Over the last several years we’ve been working with several clients demanding audio/video functionalities for their systems. We have explored and abandoned numerous technologies. We’ve fought bravely against numerous enemies hiding in the shadows of Red5, Asterisk and WebRTC. We finally ended up putting bits and pieces of several open-source components in order to provide our clients the best and most cost-effective solutions.
Flash and Red5
Back in 2013 when we built TalkTo.MD (the project is no longer live) we were looking for a widely adopted technology that would allow our client to stream live audio and video between a patient and a healthcare proffesional. WebRTC was not an option at that time, and the only technology with wide-enough audience was Flash and the secure version of the RTMP protocol (privacy was a big issue, you can imagine). We went with Flash then and chose Red5 as the streaming server. It turned out to be a bad timing for that set of tools – Flash was having difficulties with RTMPS, on top of that the immature implementations of RTMPS in Red5 at that time made us run in circles for ages until we figured out the combination of parameters that made RTMPS actually work – only to discover that the next minor upgrade of the Flash plugin made our work completely obsolete and took us back to square one. Luckily for our support team the project was shutdown by our client quickly, due to legal issues involved with on-line medical consultations.
Peer-to-peer web chat
Next time we had to deal with the problem Red5 has fortunately neared the 1.0 release and RTMPS worked well enough. But since the project did not require any form of archiving of the audio/video material, our client thought it to be an unnecessary expense to stream the content through a media server. It seemed that a peer-to-peer connection between the 2 endpoints would be a cheaper solution that would also deliver better user experience (higher quality, lower latency). We quickly built a prototype that sent an HD H.264 encoded video over a typical Flash NetStream. It looked amazing. The latency was minimal, motion was crisp and quick, even when tested on a relatively slow link. We were ready to roll out the project and our client began to showcase the system with their business partners. You know – large corporations, running deep-packet-inspection and dumping all Facebook, Instant Messaging and UDP traffic, not to mention peer-to-peer connections. NAT traversal techniques could potientially work, even in a hostile environment such as an enterprise network, but no UDP forced our client to redesign their strategy and emphasise the text-only version of their product, offering audio/video as an option.
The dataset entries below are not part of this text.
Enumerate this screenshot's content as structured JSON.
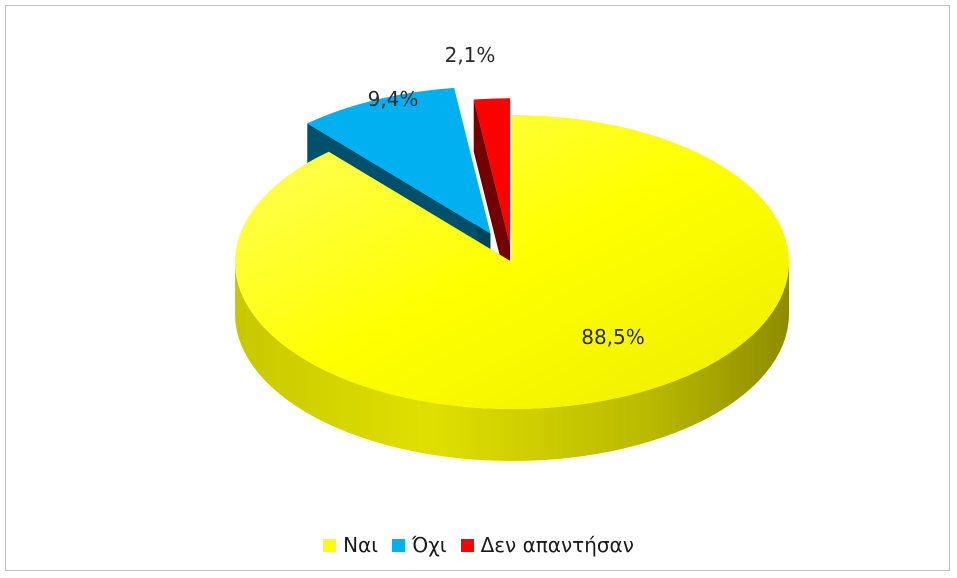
{
  "chart_data": {
    "type": "pie",
    "style": "3d-exploded",
    "categories": [
      "Ναι",
      "Όχι",
      "Δεν απαντήσαν"
    ],
    "values": [
      88.5,
      9.4,
      2.1
    ],
    "labels": [
      "88,5%",
      "9,4%",
      "2,1%"
    ],
    "colors": [
      "#ffff00",
      "#00b0f0",
      "#ff0000"
    ],
    "legend_position": "bottom"
  },
  "legend": {
    "items": [
      {
        "label": "Ναι",
        "color": "#ffff00"
      },
      {
        "label": "Όχι",
        "color": "#00b0f0"
      },
      {
        "label": "Δεν απαντήσαν",
        "color": "#ff0000"
      }
    ]
  }
}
When we got a call from one of our oldest clients asking about a complete system to operate a call-center we put significant effort into explaining to them the risks involved with using the web and the browser as the platform. Some of the risks were minimized by a fully controlled environment where the system would be deployed – a separate network under our control, dedicated computers with appropriate software versions. Others were outweighed by the potential benefits and the client decided to build the system.
Right from the start we knew that the main component of the system will be Asterisk. Our client has had previous experience with that platform and it was considered industry standard in open-source VoIP telephony. It took us over a month to investigate the state of the former system our client was using and create a safe environment were we could easily transfer a variable number of calls to the new system. Asterisk turned out to be very flexible, but the meanders of its configuration gave us multiple headaches throughout the integration period. One of the requirements upfront was that the whole system would run in the browser. That means your softphone too. No problem, we thought, SipML5, SipJS, JSSip, etc. we’ll find something. Bad timing again. During a period of several months in production we switched from SipML to sipJS to JSSip and back and forth. We also updated Asterisk versions from LTS to current trunk and downgraded back again. The softphone stack in the browser is immature. Chrome’s implementations of NAT traversal are immature. Asterisk’s implementation of WebRTC is completely broken, to the point that it segfaults Asterisk in some cases of SIP communications. Our final solution had to involve a bare Asterisk, that handles only the VoIP part, which it does extremely well and a WebRTC-SIP component that acts as a connector between the browser and Asterisk.
Once again the UNIX philosophy of small tools that do a specific task and do it well – wins, as does our team!